Sen beni çok yanlış anlamışsın…
Ben, kimse iyi değildir demiştim zaten
ve çok da önemli bir şey olmadığını savunuyorum. Kötüysen sen kötüsün iyiysen
sen iyisin.
Vicdanım ile
dedikodu yaparken böyle bir kanıyı yeşillendirdi tecrübelerim. Şimdi gelip
birisi su vermememi söylese sence solacak mı yeşillerim? Yada boy atıp
balkonuna kadar uzayacak mı?
Hiçbir şey
olmayacak, benim tarafımdan uygulanmayacak yani. Çünkü bunları söyleyen ziraat
mühendisi, çiftçi veya peyzaj mimarı değil bundan dolayı da aynı şekilde aynı
aralıklarla sulamaya devam edeceğim. Eğer ki bu konuda bir uzmanlıkları olsaydı
bunu bana söylemezlerdi ki benden para almamışlarsa.
Ben seni ne
diye üzebilirim ne yaptım mesela? nasıl yaptım? neden yapayım? bir sor kendine,
ben yanıt alamadım kendimden.

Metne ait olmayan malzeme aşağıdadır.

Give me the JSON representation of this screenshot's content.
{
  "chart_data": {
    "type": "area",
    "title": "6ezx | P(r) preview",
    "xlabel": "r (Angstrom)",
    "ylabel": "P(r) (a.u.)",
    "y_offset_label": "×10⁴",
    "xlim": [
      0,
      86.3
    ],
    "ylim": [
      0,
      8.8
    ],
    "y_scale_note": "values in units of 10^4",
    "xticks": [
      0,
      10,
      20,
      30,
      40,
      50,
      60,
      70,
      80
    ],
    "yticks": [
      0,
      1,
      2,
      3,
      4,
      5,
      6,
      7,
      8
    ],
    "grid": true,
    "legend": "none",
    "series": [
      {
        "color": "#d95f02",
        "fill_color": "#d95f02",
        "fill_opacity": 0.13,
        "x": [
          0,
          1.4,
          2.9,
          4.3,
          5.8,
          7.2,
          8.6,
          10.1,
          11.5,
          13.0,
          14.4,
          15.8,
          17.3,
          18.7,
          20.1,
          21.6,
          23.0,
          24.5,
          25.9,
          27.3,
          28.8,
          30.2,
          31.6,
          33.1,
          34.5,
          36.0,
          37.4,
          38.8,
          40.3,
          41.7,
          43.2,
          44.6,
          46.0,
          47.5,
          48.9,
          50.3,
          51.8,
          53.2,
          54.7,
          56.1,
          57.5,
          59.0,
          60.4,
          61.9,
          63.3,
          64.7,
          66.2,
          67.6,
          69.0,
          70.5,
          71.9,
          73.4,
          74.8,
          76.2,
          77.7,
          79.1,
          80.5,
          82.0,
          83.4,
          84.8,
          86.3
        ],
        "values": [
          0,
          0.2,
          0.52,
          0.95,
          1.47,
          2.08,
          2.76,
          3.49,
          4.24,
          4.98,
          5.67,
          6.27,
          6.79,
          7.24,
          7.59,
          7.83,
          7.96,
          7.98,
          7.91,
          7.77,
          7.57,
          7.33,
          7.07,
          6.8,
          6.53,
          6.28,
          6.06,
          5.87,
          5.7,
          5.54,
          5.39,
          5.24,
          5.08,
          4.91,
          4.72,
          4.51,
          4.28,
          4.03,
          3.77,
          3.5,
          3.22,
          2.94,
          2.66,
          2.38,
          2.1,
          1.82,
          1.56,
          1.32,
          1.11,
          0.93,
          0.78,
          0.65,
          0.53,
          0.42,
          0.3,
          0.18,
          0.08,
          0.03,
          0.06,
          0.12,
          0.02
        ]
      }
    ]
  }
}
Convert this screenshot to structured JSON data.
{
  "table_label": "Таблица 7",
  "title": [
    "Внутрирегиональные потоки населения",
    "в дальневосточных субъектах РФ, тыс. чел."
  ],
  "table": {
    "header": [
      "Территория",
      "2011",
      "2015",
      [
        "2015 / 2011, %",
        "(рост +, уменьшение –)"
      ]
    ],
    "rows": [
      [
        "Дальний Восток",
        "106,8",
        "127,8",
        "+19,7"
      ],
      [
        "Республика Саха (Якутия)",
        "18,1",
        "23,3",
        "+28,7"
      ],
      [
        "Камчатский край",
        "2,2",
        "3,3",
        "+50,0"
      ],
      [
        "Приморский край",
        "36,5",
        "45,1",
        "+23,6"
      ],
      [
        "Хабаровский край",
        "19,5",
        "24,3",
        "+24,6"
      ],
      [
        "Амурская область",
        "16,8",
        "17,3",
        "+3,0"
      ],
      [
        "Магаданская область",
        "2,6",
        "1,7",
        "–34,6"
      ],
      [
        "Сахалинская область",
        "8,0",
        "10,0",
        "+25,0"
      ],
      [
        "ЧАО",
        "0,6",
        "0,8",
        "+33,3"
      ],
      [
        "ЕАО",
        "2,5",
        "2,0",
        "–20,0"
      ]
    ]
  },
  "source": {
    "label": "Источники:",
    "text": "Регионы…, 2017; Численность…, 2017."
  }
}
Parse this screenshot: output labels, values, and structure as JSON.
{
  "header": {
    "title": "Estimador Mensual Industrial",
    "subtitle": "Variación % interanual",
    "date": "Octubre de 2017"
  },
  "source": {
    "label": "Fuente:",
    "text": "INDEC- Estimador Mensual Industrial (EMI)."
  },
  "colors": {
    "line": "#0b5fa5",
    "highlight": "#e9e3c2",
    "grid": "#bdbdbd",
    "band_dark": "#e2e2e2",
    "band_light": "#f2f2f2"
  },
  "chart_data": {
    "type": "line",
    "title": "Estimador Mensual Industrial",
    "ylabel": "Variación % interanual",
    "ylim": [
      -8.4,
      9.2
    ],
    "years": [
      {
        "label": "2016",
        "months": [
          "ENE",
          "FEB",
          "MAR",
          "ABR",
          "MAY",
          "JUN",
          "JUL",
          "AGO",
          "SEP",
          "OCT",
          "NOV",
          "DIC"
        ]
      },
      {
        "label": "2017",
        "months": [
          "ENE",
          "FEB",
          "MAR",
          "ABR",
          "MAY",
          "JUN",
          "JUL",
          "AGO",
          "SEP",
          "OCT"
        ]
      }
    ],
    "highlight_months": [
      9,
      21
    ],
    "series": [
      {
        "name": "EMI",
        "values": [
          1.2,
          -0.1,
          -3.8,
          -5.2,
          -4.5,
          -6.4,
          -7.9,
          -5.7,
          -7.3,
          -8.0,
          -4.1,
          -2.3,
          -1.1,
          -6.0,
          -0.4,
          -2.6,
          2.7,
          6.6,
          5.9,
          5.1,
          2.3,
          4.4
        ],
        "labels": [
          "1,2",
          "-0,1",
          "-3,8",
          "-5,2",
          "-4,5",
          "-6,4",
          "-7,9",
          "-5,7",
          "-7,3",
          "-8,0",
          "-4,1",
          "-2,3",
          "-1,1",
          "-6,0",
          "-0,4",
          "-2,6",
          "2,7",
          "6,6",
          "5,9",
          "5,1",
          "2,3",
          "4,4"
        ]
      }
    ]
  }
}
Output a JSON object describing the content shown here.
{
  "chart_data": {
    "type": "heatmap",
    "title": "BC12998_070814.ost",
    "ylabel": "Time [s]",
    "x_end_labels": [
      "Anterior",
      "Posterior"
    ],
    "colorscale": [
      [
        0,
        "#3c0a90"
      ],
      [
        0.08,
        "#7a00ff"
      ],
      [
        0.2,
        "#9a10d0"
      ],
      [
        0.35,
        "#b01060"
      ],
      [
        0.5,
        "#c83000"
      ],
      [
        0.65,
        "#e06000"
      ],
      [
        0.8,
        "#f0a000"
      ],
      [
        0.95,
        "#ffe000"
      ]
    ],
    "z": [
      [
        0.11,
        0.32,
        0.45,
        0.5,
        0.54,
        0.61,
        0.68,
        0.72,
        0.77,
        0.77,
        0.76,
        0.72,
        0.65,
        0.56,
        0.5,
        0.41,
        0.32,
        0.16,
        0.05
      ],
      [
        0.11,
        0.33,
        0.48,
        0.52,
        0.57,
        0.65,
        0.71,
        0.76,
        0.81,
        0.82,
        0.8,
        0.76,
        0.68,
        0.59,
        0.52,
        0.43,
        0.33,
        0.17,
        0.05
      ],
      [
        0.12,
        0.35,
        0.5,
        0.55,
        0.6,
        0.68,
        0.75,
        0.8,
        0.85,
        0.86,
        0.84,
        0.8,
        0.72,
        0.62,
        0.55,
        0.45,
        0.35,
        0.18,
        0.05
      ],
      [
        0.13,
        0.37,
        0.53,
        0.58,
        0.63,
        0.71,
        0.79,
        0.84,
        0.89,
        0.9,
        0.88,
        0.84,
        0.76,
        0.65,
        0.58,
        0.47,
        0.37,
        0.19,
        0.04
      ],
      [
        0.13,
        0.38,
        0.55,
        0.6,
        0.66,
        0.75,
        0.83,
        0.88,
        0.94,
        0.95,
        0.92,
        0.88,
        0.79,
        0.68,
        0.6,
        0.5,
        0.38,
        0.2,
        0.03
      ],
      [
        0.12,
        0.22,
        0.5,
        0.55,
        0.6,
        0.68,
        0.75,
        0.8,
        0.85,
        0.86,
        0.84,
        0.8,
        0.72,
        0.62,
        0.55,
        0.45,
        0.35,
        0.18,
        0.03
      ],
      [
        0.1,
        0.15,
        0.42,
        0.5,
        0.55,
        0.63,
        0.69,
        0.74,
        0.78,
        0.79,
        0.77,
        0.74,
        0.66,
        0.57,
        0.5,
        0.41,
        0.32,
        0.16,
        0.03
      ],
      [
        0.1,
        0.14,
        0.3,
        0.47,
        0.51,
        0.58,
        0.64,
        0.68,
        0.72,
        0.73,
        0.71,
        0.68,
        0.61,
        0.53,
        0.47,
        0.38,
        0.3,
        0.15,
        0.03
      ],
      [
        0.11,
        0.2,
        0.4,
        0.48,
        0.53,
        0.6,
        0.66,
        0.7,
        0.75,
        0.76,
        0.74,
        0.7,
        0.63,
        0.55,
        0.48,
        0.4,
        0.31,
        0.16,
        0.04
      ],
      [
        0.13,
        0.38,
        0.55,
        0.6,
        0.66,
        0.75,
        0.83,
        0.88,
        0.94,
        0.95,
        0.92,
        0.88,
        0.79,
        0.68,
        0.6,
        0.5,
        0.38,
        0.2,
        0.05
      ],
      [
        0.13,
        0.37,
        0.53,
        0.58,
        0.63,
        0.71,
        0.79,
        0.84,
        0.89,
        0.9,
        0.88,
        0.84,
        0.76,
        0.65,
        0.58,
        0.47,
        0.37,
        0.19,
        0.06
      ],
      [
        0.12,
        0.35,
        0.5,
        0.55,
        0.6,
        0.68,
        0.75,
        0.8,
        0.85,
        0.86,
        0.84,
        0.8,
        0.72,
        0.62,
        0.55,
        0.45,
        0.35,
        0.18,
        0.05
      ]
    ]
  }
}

Ne olup bittiyse bu benim değil senin
kararlarınla belirlendi istersen dön bir bak geçmişe yada boş ver geleceği
değişimin hakkında bilgilendir. Artık geçmiş oldu, bu saatten sonra senin adına
gelecek olanlar israf olmasın.
Demişsin ki
’’herkes gülerken ben mutluymuş gibi davranmak zorunda kaldım’’ Peki neden?
Mutlu değilsen mutlu değilmiş gibi davranmalısın bunu birilerinden saklamana
gerek yok çünkü başkaları için hiçbir anlam ifade etmiyor.
Birde senin
olan hiçbir şeyden nefret etme kendini sev, sev ki bende seveyim, o da sevsin,
bu da sevsin. İmrendiğin cafedeki insanların güzel hayatı da şans değil
tecrübe. Tahmin ediyorum ileride iyi olmadığının farkına varıp o yalnız masada
değil de imrendiğin masada olacaksın.